Ce qui distingue un bénévole d’un salarié est l’absence de rémunération (même s’il peut se faire
rembourser des frais inhérents à son activité) et de tout lien de subordination2. Le bénévole agit
de son plein gré et peu librement interrompre sa participation au fonctionnement de
l’association à laquelle il adhère.
La valorisation des actions des bénévoles ne concerne donc que les bénévoles entrant dans ce
cadre strict. Les personnes mises à disposition dans le cadre d’un mécénat de compétence sont
valorisée d’une autre manière.
Quelles actions est-il possible de valoriser ?
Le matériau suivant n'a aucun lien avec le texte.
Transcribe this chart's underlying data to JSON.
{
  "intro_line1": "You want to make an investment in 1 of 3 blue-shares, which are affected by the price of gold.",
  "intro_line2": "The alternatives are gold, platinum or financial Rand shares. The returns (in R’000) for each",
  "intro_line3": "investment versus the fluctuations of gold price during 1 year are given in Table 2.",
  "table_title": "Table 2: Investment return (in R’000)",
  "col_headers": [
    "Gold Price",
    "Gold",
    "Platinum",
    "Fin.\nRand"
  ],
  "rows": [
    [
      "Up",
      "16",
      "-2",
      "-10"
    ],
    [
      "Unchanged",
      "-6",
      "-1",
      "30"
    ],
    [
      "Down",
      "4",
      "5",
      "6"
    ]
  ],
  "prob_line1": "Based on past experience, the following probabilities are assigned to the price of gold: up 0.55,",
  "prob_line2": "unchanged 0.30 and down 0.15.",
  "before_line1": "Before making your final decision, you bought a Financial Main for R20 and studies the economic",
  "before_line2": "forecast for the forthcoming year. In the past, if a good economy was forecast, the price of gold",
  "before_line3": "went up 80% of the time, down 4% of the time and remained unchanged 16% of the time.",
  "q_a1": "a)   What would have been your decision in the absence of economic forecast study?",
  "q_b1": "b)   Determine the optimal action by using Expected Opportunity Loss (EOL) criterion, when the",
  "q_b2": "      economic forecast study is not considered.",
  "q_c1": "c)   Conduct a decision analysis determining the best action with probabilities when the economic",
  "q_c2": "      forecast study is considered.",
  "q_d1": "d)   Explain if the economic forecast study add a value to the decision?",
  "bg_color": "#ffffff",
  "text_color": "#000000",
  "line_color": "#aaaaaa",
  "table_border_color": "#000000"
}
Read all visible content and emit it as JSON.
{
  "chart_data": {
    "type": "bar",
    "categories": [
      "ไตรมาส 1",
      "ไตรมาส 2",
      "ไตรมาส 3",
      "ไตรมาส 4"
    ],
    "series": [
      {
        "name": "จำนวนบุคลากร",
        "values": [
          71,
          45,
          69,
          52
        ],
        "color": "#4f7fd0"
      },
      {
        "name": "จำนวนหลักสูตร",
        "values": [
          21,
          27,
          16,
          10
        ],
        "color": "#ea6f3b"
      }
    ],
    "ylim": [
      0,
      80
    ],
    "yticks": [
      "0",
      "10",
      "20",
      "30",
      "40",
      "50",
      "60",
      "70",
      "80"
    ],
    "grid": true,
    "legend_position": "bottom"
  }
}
Toute action engagée par des bénévoles peut, sous réserve de répondre aux règles définies
précédemment.
Pour cela il convient de définir quelles sont les catégories de bénévoles qui seront valorisées,
pour quelles types de tâche, par quelle méthode, et selon quel taux horaire. L’important est de
pouvoir quantifier et rendre compte des heures effectivement valorisées.
Comment préparer la réflexion ?
Un travail préliminaire doit être mené par un groupe de travail pour définir :
- Quelles sont les actions que la structure a intérêt à valoriser ?
- Les catégories de bénévoles dont l’action sera valorisée
- Le taux horaire pour chacune des catégories
- La méthode d’enregistrement des heures effectuées
Ce travail étant ensuite présenté en conseil d’administration, organe décisionnel de l’association pour être sujet à débat et soumis à un vote.
Quel taux horaire appliquer ?
AVERTISSEMENT >> La suggestion que nous vous proposons n’a qu’une valeur indicative. Chaque
association peut choisir la méthode et le niveau de valorisation qu’elle estime cohérente et réaliste.
Compte tenu des activités les plus courantes dans les clubs sportifs, nous suggérons que le bénévole pourra être considéré comme une valeur de remplacement pour un salarié. La valeur
de base serait donc équivalente à un SMIC auquel s’ajouteraient les charges patronales.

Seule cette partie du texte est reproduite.